I needed so desperately to be held and allowed to cry but instead I felt that I had to be strong for my family and friends. I was ill, I am still ill. Surely I'm allowed to have times when i show my feelings. Im no longer strong enough to deal with how my family are dealing with it. Now is the time I really need their love and support. They are great to have a fabulous Husband and two gorgeous children. I'm very Blessed to have such wonderful parents, Two lovely Sisters whom I miss dreadfully as they both live abroad and there are times when I need a hug but know I can't get one. I am so grateful for my dear friends who step in when my sisters can't be here.

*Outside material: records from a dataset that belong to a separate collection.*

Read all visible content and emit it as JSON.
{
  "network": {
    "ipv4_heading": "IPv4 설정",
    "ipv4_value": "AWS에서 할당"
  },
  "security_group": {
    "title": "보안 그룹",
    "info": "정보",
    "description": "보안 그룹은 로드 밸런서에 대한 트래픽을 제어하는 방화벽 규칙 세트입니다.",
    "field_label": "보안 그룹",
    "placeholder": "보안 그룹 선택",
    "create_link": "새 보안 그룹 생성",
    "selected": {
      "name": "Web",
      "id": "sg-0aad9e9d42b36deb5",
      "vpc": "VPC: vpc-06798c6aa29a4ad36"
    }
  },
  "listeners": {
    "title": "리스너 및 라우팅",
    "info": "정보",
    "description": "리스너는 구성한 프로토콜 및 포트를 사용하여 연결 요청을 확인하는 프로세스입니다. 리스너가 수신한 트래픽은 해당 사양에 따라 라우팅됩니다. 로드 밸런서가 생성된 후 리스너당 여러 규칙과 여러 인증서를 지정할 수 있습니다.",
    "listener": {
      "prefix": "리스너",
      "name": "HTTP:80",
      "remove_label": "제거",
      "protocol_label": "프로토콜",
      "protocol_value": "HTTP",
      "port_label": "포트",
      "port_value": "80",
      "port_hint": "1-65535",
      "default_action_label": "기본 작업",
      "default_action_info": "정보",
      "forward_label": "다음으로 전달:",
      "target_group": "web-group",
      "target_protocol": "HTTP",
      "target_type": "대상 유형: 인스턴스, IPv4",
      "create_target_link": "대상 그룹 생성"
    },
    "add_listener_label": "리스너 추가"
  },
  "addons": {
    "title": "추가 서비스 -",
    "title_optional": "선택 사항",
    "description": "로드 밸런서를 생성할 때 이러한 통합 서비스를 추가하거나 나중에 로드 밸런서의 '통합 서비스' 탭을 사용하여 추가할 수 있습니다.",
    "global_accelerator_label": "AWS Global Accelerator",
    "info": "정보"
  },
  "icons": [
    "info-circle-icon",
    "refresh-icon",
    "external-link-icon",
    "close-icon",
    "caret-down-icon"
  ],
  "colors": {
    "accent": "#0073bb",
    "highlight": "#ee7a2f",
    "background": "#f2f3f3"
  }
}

I love my Sisters so very much and I realise how difficult it is for them. I am nearly ten years older than my youngest sister and helped with them when they were growing up. Now it is me who needs their love and support. I can't do this wthout them, I know they can't be here in person but know they are here in spirit and I appreciate all their loving messages. Thank you Louise and Serena.

God Bless
Dee

Tuesday 1 November 2011

1st November 2011

I've had a really good couple of days. Sunday I was able to get to Church which I was so pleased about as its been weeks since ive been able to get up in time. Then Monday I went out for a lovely lunch with my gorgeous Daughter Sarah. Spending time with my family is so precious and I like to spend every available minute with them.

Friends are also very precious as they are there when family can't be. I'm so very blessed to have so many many dear friends. The friends I've known for longest are my very dear friends Angie and Sarah. They have been my life savers over the past four years and have been there for us as a whole family. The feelings I have for them can never be fully expressed other than they mean the whole world to me.

I am fortunate to have a HUGE circle of friends who help to keep my spirits up and encourage me when I get low days. Each one of these people are a major part of my life whether they realise it or not.

So todays blog is dedicated to all the people in my life, whether it be on line or in person.

Thank you for being a part of my life.